There were other complications. It is doubtful that the architects of Route 4 considered helicopter training events under NVG, and the peripheral limits such devices produce on collision avoidance. Likewise, operating a helicopter at 200 feet, on NVG, along the banks of the Potomac—with cranes and buildings speckling the shore—is itself task-intensive. At such a low altitude, the flying pilot must focus almost entirely on precise margins. That shifts radio calls, decision-making, and visual scanning onto the monitoring pilot. With the flying pilot low on bandwidth, there is no room for misunderstanding or error. The error chain is complete; survival or catastrophe left to chance.
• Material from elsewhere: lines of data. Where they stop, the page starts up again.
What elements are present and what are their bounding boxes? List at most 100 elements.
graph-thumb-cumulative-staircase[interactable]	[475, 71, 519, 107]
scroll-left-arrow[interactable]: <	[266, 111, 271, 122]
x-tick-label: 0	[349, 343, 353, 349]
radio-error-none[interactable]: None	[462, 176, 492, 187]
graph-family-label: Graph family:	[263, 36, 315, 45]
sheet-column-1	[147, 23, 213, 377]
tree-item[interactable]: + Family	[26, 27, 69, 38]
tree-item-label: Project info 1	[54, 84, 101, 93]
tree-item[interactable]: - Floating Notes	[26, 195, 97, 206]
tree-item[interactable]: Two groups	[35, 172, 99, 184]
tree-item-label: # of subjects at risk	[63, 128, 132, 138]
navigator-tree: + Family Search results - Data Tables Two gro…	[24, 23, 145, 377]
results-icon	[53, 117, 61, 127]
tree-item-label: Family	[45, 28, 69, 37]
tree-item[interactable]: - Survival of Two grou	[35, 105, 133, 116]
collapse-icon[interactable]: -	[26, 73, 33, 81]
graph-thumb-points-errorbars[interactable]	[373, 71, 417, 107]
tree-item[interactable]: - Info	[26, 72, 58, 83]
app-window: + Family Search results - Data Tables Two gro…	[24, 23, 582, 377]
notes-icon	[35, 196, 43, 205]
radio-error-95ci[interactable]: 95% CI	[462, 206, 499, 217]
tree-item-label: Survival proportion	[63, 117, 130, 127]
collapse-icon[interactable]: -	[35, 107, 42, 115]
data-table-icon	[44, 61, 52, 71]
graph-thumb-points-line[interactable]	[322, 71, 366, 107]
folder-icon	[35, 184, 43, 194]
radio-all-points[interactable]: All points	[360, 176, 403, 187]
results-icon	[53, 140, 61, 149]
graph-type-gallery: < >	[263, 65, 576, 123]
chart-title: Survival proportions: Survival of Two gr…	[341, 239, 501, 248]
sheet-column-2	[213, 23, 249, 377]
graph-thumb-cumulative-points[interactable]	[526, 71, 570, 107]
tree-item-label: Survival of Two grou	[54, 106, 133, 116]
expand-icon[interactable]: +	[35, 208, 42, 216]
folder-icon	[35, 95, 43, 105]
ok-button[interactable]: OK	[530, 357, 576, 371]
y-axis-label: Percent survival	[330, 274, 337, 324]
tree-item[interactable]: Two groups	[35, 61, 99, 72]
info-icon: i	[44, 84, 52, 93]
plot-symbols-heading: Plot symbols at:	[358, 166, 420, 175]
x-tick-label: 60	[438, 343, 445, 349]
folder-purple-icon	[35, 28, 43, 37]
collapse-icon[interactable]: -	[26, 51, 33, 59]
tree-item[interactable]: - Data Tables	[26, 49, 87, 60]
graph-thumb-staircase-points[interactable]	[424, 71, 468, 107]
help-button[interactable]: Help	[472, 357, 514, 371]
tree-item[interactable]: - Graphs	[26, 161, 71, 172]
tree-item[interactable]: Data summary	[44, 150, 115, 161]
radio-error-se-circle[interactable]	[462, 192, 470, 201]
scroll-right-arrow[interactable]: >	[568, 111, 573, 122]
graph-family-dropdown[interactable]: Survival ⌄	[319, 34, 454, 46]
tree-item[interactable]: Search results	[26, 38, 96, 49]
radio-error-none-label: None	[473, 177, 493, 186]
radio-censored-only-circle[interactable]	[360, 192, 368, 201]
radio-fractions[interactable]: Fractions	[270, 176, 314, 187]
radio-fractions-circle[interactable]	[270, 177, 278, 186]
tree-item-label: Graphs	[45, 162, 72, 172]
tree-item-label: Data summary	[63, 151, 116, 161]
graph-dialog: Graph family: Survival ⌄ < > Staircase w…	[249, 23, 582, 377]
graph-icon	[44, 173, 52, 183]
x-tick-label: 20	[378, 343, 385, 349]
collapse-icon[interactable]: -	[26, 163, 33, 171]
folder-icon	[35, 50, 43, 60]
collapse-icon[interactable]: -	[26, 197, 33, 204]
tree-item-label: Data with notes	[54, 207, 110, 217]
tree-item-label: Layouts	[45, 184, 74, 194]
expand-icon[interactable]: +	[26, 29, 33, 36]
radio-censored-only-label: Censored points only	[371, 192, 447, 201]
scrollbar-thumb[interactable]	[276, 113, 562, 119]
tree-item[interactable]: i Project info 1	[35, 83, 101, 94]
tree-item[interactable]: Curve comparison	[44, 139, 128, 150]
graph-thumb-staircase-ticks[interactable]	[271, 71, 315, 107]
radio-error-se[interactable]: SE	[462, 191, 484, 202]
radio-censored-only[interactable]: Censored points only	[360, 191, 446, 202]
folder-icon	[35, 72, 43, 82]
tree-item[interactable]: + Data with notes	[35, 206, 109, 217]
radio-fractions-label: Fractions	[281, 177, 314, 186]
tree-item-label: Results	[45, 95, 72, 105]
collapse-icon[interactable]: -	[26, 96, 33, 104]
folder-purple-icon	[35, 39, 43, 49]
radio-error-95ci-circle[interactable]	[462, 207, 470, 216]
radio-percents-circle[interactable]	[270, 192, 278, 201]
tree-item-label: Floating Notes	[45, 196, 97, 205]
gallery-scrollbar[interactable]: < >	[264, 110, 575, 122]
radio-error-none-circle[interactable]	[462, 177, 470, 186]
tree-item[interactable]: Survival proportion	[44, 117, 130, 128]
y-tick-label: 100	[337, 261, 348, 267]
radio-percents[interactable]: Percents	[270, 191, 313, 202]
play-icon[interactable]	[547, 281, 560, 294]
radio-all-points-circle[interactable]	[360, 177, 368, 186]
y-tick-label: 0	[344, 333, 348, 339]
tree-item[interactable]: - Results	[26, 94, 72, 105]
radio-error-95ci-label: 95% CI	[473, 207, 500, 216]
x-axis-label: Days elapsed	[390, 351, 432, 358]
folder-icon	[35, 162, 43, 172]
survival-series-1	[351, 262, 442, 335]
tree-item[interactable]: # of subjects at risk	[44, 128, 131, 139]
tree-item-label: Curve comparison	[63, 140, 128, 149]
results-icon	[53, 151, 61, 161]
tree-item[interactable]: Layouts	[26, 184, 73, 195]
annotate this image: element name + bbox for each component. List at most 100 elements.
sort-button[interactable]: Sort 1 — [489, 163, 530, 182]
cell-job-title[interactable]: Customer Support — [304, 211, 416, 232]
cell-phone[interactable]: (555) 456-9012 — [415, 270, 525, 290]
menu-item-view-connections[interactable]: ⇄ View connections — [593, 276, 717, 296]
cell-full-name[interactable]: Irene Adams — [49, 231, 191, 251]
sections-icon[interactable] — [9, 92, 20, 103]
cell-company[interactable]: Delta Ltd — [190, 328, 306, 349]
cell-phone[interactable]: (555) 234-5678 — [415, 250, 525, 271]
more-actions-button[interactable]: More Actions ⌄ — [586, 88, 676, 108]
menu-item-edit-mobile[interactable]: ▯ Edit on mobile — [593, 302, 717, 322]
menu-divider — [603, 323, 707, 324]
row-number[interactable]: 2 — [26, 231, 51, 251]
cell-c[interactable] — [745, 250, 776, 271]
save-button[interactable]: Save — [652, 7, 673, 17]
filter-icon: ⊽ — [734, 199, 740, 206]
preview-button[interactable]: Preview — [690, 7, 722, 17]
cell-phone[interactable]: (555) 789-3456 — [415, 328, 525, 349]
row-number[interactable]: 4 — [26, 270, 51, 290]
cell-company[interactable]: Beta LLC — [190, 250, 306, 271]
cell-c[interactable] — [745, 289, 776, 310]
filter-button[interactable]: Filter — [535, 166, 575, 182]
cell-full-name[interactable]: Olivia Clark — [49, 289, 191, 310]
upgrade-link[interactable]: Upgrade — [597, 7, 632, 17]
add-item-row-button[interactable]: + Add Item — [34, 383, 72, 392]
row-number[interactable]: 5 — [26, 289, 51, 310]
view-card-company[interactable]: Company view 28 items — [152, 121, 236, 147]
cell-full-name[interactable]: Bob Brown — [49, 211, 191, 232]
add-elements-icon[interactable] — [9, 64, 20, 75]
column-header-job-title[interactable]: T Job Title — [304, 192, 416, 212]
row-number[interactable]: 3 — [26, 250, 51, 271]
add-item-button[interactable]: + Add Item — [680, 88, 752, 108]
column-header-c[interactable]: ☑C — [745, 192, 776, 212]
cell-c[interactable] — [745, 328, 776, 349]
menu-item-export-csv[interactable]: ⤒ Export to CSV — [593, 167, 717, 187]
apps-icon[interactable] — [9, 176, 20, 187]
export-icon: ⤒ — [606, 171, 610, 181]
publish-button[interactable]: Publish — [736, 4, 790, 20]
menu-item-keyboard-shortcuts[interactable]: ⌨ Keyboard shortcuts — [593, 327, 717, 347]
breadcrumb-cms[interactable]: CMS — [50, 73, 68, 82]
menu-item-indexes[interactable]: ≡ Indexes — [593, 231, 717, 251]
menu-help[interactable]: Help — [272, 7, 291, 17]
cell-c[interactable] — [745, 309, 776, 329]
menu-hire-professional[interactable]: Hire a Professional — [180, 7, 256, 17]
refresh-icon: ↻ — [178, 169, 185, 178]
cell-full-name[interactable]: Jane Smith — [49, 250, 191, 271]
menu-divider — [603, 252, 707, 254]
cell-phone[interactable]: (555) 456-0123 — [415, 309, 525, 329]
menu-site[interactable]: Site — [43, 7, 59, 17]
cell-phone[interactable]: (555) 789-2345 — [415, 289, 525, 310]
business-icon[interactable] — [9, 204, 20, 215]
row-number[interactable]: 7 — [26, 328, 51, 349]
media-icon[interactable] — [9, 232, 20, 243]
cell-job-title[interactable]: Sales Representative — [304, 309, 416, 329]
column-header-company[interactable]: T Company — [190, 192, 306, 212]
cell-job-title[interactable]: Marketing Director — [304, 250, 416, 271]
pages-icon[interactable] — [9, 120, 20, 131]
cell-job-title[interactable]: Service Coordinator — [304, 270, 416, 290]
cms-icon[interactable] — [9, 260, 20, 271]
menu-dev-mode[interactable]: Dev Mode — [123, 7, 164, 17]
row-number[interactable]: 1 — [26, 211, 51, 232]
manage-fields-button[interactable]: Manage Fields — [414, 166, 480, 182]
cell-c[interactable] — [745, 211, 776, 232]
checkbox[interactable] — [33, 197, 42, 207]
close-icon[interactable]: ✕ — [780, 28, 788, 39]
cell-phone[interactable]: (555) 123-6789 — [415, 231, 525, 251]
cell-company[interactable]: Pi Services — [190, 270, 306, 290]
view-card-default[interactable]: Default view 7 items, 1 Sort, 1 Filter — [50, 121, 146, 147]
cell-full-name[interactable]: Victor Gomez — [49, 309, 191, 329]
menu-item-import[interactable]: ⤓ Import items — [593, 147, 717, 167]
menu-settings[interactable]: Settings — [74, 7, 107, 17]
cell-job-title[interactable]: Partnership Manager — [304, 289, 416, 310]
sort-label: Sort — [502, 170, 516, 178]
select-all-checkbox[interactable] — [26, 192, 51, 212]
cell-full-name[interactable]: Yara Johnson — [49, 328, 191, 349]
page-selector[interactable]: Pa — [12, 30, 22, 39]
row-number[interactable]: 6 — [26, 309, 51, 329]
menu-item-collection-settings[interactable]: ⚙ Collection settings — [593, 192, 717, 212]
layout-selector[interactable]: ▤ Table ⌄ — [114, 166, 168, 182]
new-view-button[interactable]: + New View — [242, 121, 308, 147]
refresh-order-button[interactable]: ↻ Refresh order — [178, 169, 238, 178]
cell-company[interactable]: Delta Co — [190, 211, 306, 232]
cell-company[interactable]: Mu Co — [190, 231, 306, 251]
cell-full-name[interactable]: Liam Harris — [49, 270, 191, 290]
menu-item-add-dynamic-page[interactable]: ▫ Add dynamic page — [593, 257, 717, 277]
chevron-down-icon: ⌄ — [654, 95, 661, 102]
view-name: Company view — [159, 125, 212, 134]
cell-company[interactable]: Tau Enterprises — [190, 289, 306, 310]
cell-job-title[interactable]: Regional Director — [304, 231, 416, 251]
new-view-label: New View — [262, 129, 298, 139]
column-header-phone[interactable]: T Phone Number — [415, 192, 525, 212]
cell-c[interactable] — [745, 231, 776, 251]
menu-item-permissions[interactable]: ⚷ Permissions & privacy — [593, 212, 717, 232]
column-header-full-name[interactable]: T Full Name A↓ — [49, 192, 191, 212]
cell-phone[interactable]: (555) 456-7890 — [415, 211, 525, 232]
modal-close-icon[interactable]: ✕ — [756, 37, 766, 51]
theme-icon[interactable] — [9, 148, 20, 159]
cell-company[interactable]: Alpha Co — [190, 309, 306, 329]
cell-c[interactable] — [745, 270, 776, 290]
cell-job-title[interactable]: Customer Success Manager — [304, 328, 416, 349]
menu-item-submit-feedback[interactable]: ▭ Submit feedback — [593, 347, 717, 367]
Route 4 has been killed by the FAA, which represents a particular solution and not a general one. See-and-avoid is relied on elsewhere, such as Orange County Airport in Santa Ana, California. With extremely close parallel runways and a constant mix of airline, corporate, and GA traffic, it is common to receive a traffic alert on short final as parallel base-leg aircraft are briefly on a collision course. Harrison Ford famously landed on a taxiway there, good for an eye-rolling laugh if you have never experienced the tight confines of the SNA traffic pattern, nor the taxiway-like width of Runway 20L. On my last two approaches to 20R into SNA, I have received low altitude TCAS alerts both times. Straight-in during daylight, it is easy to spot the offender and verify their last-minute turn to final. It is disconcerting, but there is no other alternative. Aviation demands precision, yet there is no getting around risk. Technology has made aviation safer, but it is not infallible. Every system—electronic, mechanical, and human—has limits, and every environment comes with unique challenges. Complacency erodes diligence, yet every flight demands respect. Complex airports, conditions, or equipment require special preparation. The Potomac collision is a stark reminder that while technology and regulation have driven aviation to unprecedented levels, the final defense still rests on human judgment—and when that judgment leans too heavily on see-and-avoid, history shows it is only a matter of time before blood is spilled again.